Three different types of mediators have been described in MCs:
1. Pre-formed and stored mediators, such as histamine, serotonin and tryptase.
2. Newly synthesised mediators, such as interleukins and cytokines, IFNs, TNF-, IL3 and IL4.
3. Lipid mediators, such as PGD2, PGE2, LTB4, LTC4 and PAF.

Mast cell mediators play an important role in cell-cell interactions and their cross-talk with other cells such as B and T cells and macrophages. Some of these mediators are able to impose a self-regulatory effect on MC for regulated-expression of co-stimulatory molecules, and this mechanism increases the efficacy of mast cells in T cell activation (Sayed and Brown 2007). These interactions are important mechanisms to stimulate primary and secondary immuneresponses against pathogens. In addition to T cells stimulators, MCs can produce several products that can promote dendritic cells (DC) to undergo migration and maturation (Marshall 2004; Galli, Nakae et al. 2005).

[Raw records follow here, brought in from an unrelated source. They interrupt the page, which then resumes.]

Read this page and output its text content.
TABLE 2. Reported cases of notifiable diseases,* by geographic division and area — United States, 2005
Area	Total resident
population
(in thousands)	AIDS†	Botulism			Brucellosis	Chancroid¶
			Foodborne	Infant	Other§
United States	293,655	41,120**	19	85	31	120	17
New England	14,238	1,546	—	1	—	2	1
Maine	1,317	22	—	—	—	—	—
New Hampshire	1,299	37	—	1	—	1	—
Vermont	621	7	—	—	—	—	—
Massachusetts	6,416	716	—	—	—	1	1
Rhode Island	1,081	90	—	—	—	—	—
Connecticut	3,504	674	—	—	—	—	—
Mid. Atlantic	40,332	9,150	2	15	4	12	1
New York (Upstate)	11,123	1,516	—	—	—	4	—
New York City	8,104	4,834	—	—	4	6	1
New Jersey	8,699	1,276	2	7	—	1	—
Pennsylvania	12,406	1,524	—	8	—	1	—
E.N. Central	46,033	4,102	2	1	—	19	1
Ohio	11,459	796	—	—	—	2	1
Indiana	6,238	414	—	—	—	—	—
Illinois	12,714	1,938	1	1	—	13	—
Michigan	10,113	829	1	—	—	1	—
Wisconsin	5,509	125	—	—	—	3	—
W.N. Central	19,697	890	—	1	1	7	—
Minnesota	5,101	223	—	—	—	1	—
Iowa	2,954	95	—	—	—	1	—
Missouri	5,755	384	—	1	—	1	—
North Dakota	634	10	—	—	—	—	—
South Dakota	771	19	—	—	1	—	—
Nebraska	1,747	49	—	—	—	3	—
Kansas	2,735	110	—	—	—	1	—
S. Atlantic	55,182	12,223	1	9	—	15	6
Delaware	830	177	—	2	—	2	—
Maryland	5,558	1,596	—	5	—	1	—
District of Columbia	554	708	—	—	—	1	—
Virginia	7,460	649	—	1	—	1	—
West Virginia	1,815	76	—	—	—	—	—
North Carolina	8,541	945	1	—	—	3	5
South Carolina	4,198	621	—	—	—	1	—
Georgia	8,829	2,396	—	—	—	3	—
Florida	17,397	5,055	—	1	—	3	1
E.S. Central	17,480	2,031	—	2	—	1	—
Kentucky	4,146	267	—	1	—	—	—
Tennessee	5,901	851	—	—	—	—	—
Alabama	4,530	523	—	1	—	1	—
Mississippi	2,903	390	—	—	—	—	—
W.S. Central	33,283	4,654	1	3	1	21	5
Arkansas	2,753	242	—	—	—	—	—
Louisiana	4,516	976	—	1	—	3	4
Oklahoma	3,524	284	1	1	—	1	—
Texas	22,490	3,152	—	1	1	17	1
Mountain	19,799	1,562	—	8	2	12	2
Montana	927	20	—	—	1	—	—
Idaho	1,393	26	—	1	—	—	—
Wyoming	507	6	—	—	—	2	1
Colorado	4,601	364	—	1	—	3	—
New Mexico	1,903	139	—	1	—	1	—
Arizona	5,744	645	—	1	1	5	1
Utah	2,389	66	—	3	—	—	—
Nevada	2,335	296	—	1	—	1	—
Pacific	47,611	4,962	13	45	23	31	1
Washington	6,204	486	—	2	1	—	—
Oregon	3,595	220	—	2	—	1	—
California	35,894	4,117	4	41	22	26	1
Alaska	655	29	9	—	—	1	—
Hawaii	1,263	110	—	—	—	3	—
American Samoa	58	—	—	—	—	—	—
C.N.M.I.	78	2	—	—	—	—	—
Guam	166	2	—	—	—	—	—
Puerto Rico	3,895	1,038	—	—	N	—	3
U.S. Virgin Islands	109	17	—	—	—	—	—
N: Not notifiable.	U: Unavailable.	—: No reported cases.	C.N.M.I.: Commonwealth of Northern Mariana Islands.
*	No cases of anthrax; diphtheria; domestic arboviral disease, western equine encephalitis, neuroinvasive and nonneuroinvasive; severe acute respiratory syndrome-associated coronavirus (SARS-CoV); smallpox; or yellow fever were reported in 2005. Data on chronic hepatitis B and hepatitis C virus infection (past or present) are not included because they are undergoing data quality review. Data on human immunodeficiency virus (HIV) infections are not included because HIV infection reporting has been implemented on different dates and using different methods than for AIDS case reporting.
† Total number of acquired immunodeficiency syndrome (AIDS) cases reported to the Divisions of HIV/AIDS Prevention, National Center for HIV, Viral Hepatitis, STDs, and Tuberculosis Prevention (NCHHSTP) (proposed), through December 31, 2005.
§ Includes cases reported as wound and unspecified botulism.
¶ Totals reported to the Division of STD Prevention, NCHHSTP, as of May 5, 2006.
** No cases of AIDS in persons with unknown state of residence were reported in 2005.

Mast cell mediators also contribute in their pathogenesis in MCs-related diseases. For example, tryptase, chymase, IL-4 and IL-13 have been demonstrated to have a range of actions consistent with key roles in inflammation, tissue remodelling, and bronchial hyperresponsiveness, that are observed in allergic asthma (Hart 2001).

In recent years, the secretory system in MCs and some other hematopoietic cells has increasingly attracted the attention of cell biologist as a paradigm for a unique machinery of regulated secretion (Griffiths 1996). The general idea concerning the origin of secretory granules is that they are budding from the Golgi apparatus. Protein mediators are synthesised on ribosomes and transferred to endoplasmic reticulum and from there to Golgi organelles, where they are stored in the secretory granules following a variety of post-translational modifications. Cell stimulation via membrane receptors is the common mechanism for the fusion of secretory granules with the cytoplasmic membrane, which initiates release of mediators.

Mast cells contain acidic, enzyme-containing intracellular compartments, called lysosomes, which derive from endocytic vesicles and form part of the digestive system of cell. For many years, lysosomes were considered to be the final point of endocytic process. However, new data about secretory mechanism of mast cells suggest the existence of a new kind of lysosomes, called secretory lysosomes (Stinchcombe and Griffiths 1999). This regulated secretory system has been reported not only for mast cells, but also for some other hematopoetic cells, such as neutrophils, basophils, T and B cells, platelets and some other non-hematopoetics cells, such as melanocytes (Stinchcombe and Griffiths 1999).